There are currently three main limitations. First, VR/AR devices use bulky, lens-based cameras that create a wide gap between the camera and the backend processor, hindering efforts to reduce the overall device size and significantly slowing communication time. Second, the data captured by these systems contain an enormous level of needless and redundant information, for example, only a small portion of what is recorded represents the human eye’s visual field. Finally, state-of-the-art eye tracking relies on deep neural network–based eye segmentation and gaze estimation that requires an enormous amount of processing speed and storage capacity.
Developing a more efficient and accelerated eye-tracking system to address these issues will broaden the application field.
Using a lens-less camera increases processing speed, privacy, and comfort
EyeCoD is a unique lens-free, FlatCam-based eye-tracking algorithm and accelerator system in a co-design (CoD) framework that seeks to provide real-time processing speed (>240 frames per second [FPS]), reduced device size, and visual privacy under a stringent power consumption budget (e.g., milliwatt (mW) power consumption).
The hardware developed for this technology is an ultra-compact, intelligent camera system, dubbed i-FlatCam. It incorporates a lens-free FlatCam instead of a lens-based camera.
This results in a thinner, lighter device that is more comfortable to wear. In addition, this allows the positioning of the back-end eye tracking processor closer to the front-end camera and, with the aid of an accelerator, increases the system’s speed by reducing communication time. The system also improves privacy by decreasing the eye tracking field as well as capturing unclear images in its phase mask.
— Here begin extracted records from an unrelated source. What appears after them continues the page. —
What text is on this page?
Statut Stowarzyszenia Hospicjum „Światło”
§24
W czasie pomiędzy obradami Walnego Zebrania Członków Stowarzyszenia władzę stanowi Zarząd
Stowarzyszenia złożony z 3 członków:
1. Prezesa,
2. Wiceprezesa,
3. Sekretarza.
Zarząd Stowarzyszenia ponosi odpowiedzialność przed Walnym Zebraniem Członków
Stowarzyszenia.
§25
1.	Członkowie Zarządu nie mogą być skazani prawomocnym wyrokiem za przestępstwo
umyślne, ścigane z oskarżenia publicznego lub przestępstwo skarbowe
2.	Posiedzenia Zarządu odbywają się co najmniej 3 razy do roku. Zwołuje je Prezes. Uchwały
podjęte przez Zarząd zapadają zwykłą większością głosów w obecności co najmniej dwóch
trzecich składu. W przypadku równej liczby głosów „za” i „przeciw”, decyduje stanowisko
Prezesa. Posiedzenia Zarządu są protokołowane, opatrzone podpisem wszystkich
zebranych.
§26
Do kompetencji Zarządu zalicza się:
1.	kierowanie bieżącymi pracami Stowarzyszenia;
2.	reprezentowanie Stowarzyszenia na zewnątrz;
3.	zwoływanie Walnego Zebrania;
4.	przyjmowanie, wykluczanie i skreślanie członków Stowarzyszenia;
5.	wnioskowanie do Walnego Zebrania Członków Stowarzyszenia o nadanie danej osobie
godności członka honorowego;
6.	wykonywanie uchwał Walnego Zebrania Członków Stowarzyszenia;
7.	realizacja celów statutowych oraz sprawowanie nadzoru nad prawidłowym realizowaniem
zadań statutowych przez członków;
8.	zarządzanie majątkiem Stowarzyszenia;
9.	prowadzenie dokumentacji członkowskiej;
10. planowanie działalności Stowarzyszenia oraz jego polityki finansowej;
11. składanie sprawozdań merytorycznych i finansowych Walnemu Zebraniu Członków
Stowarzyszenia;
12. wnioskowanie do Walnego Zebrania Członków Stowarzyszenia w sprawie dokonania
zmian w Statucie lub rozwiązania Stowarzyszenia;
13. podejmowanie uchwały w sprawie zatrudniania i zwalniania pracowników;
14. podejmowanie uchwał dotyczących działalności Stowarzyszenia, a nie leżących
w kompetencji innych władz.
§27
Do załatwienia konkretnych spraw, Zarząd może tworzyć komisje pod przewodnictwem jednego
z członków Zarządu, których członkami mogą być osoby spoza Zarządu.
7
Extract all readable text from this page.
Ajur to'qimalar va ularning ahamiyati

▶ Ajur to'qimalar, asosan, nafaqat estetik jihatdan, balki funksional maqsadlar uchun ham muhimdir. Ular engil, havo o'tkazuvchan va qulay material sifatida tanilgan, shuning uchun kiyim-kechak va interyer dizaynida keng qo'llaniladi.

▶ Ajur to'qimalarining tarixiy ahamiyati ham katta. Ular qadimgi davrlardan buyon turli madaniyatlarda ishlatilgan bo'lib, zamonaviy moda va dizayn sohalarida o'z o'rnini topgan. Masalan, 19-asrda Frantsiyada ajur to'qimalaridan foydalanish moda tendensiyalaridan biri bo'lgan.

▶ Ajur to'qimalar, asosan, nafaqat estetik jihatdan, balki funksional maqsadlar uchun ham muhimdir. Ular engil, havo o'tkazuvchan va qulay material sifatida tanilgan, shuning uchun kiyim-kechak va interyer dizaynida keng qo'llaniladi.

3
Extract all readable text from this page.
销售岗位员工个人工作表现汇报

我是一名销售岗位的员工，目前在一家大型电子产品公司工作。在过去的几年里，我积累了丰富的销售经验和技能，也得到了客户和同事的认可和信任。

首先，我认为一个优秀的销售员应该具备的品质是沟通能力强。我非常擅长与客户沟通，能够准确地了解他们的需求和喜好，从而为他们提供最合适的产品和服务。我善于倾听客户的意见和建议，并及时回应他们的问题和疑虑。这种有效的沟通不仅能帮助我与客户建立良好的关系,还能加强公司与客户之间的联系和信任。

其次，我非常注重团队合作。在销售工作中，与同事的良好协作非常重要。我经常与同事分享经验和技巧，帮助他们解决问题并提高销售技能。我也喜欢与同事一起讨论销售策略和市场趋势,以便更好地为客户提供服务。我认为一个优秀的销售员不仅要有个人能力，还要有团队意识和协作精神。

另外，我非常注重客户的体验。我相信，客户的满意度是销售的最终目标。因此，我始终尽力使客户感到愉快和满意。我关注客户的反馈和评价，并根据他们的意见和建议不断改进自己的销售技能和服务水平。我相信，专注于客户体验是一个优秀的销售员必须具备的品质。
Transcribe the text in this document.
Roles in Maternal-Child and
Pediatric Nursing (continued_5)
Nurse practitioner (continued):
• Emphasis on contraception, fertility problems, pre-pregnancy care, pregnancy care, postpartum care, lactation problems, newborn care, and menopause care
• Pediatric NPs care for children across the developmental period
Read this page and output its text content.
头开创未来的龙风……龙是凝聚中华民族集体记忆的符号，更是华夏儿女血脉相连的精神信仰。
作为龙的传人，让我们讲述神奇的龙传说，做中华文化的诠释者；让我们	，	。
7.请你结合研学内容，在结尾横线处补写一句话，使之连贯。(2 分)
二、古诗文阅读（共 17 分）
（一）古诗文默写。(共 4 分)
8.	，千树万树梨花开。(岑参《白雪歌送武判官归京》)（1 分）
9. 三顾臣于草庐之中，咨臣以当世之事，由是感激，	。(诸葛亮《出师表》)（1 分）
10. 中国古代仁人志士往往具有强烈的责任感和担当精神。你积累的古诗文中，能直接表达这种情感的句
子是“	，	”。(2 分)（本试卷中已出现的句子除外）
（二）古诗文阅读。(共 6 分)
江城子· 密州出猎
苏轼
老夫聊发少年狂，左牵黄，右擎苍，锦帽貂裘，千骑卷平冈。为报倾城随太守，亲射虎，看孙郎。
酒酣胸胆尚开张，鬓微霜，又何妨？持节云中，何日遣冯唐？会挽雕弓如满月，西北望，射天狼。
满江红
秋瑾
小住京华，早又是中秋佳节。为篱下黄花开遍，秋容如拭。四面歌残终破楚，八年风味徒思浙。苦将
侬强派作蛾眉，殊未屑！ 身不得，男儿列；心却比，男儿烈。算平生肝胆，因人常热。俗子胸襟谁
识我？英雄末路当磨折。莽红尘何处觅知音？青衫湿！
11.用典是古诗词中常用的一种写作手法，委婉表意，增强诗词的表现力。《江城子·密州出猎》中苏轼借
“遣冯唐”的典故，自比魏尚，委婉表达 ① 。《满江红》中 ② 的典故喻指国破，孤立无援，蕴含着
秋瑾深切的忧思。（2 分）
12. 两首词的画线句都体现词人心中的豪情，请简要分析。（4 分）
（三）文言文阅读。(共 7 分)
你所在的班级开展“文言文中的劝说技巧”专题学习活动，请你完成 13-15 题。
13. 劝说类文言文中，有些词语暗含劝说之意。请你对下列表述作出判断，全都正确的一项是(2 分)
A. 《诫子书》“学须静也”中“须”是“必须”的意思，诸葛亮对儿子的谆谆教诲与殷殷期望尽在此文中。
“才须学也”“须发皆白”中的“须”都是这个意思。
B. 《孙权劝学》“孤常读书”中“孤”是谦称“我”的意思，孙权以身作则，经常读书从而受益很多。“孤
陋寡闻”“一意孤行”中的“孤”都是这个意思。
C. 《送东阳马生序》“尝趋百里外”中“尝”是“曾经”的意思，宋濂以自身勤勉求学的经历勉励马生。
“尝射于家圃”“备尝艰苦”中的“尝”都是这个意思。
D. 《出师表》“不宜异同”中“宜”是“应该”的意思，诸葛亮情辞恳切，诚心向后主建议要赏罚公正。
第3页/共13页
The algorithm developed for this system uses a “predict-then-focus” approach. First, it determines the important areas in an image, like where a person's eyes are, using a process called "eye semantic segmentation." Then, instead of looking at the whole picture, it focuses only on those important areas to guess where someone is looking. This way, it saves a lot of time and effort by not doing unnecessary calculations and handling unnecessary data. The algorithm, combined with a dedicated artificial intelligence (AI) accelerator chip attached to the FlatCam, allows 4X higher throughput for 300+ FPS to rapidly and accurately capture images.
Hardware and algorithm innovations are integrated into all levels of this system and operate collectively to create a real-time eye-tracking system.
- Faster processing: EyeCoD uses a dedicated AI accelerator chip with 4X higher throughput that can achieve over 300 FPS compared to 30-80 FPS with lens-based eye-tracking systems.
- Faster communication time: Using a FlatCam-based system allows the back-end processor to be placed closer to the camera, reducing communication time.
- Highly accurate: This system uses a “predict-then-focus” model for accurate image reconstruction.
- More comfortable: This lens-less system allows 5–10X smaller, lighter sensors in the wearable device.
- Greater privacy: The closer proximity of the processor and camera of the device and the included phase mask of the lens-less FlatCam improve the visual privacy of this system.
- Next-generation mobile computing platforms (e.g., smart glasses)
- Gaming systems